Congressman Adam Smith announced today that several key law enforcement services in Washington state will receive additional federal funding which will allow the state to have the nation's first integrated statewide jail booking system and increase its efforts to fight the continued epidemic of methamphetamine use in Washington state.

The funding comes as part of H.R. 2500, the 2002 Commerce, Justice, and State Appropriations Conference Report, which passed the House of Representatives 411 - 15 and is expected to be signed by the President in the next week.

Smith's top priority, $1 million for the Washington Association of Sheriff and Police Chiefs (WASPC) to establish a statewide jail booking system, was granted in full. 

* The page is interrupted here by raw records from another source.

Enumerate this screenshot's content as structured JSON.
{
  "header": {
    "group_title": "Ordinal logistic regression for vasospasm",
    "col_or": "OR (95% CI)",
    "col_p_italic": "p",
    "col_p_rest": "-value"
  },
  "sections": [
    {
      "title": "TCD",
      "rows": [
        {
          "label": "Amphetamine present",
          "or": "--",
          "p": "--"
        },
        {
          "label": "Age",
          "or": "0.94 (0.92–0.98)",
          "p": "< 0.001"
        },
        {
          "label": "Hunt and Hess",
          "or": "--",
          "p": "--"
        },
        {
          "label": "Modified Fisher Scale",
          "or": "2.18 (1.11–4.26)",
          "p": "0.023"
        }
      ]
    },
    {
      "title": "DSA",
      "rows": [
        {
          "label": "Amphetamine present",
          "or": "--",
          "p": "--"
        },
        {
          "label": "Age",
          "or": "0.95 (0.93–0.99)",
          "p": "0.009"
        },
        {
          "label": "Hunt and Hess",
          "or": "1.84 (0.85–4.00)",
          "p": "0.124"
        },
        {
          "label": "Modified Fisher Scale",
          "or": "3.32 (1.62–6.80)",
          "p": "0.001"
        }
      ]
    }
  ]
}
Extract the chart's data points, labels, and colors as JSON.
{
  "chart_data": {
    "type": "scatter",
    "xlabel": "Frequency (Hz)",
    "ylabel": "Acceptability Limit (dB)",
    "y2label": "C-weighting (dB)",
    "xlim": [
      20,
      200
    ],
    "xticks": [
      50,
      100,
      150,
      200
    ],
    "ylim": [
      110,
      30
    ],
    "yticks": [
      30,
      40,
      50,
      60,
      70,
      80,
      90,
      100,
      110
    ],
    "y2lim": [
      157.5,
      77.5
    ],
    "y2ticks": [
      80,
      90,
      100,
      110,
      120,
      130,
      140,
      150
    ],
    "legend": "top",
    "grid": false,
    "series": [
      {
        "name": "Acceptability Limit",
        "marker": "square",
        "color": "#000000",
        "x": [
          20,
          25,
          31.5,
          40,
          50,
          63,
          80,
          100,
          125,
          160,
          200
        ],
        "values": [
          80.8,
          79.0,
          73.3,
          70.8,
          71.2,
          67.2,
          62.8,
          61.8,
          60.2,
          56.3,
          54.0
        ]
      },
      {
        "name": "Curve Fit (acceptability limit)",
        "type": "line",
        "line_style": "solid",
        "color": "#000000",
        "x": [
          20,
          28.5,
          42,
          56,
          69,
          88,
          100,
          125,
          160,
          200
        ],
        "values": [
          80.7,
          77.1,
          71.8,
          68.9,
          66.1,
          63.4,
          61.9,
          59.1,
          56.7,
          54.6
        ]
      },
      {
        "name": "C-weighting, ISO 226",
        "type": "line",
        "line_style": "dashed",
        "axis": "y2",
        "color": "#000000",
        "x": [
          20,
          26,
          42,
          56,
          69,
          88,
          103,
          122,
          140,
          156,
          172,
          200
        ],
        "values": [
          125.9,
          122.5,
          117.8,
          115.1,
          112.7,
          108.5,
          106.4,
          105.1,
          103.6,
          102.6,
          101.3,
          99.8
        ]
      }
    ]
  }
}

WASPC began establishing a statewide jail booking, reporting and victim notification system in 2000 knowing that when implemented, the system would be a valuable asset to the Washington State criminal justice community by providing a computerized link between all county and city jails for the exchange of jail booking data. This information, which is currently not accessible statewide, would increase law enforcement’s ability to investigate crime, enhance officer safety and protect victims of crime.

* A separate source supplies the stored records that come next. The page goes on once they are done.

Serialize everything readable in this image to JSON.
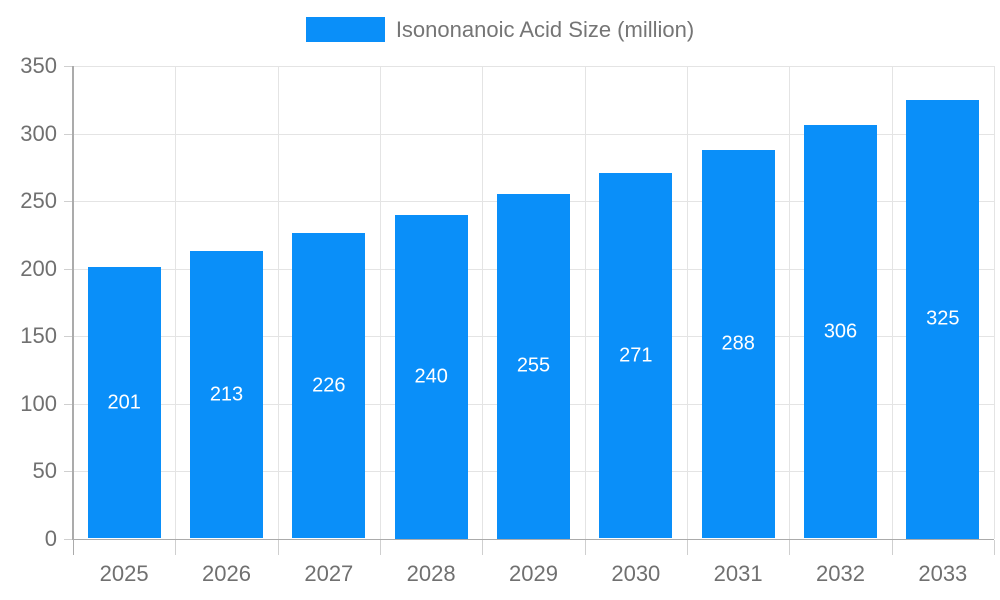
{
  "legend": {
    "label": "Isononanoic Acid Size (million)"
  },
  "colors": {
    "bar": "#0a8ff9",
    "grid": "#e4e4e4",
    "axis": "#ababab",
    "tick": "#cfcfcf",
    "tick_text": "#707070",
    "legend_text": "#757575",
    "value_label": "#ffffff",
    "background": "#ffffff"
  },
  "chart_data": {
    "type": "bar",
    "title": "Isononanoic Acid Size (million)",
    "categories": [
      "2025",
      "2026",
      "2027",
      "2028",
      "2029",
      "2030",
      "2031",
      "2032",
      "2033"
    ],
    "values": [
      201,
      213,
      226,
      240,
      255,
      271,
      288,
      306,
      325
    ],
    "series_name": "Isononanoic Acid Size (million)",
    "xlabel": "",
    "ylabel": "",
    "ylim": [
      0,
      350
    ],
    "yticks": [
      0,
      50,
      100,
      150,
      200,
      250,
      300,
      350
    ],
    "grid": true,
    "legend_position": "top",
    "value_labels": "inside-center"
  }
}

The Washington State Jail booking, reporting and victim notification system will be unique to the United States - no other state has developed a similar system. 

"A statewide jail booking system would increase Washington state law enforcement's ability to identify criminals and protect our citizens," explained Smith. "With so much travel between counties, it's imperative that, for example, Pierce County police officers know when a suspect is also wanted in King County. This system will ensure better communication between law enforcement agencies and will hopefully serve as a model to the rest of the country."

The $1 million request will allow WASPC to complete the project. The money will be used to assist the city and county law enforcement and correctional facilities throughout the state to integrate into the central site of the new statewide system. 

Also, Smith is pleased that he was able to help secure $4 million -- twice as much federal funding as last year -- to fight the methamphetamine crisis in Washington state. The funding will be used to alleviate the rampant meth problem that penetrates all nine congressional districts. 

“Methamphetamine abuse is causing many problems in our communities. It is not only damaging the drug abusers but also the abuser's family and neighbors,” Smith said. “Furthermore, it is an enormous public health risk, and cleanup costs are estimated to be close to $25,000 per site. This money was absolutely critical to combat this serious problem.”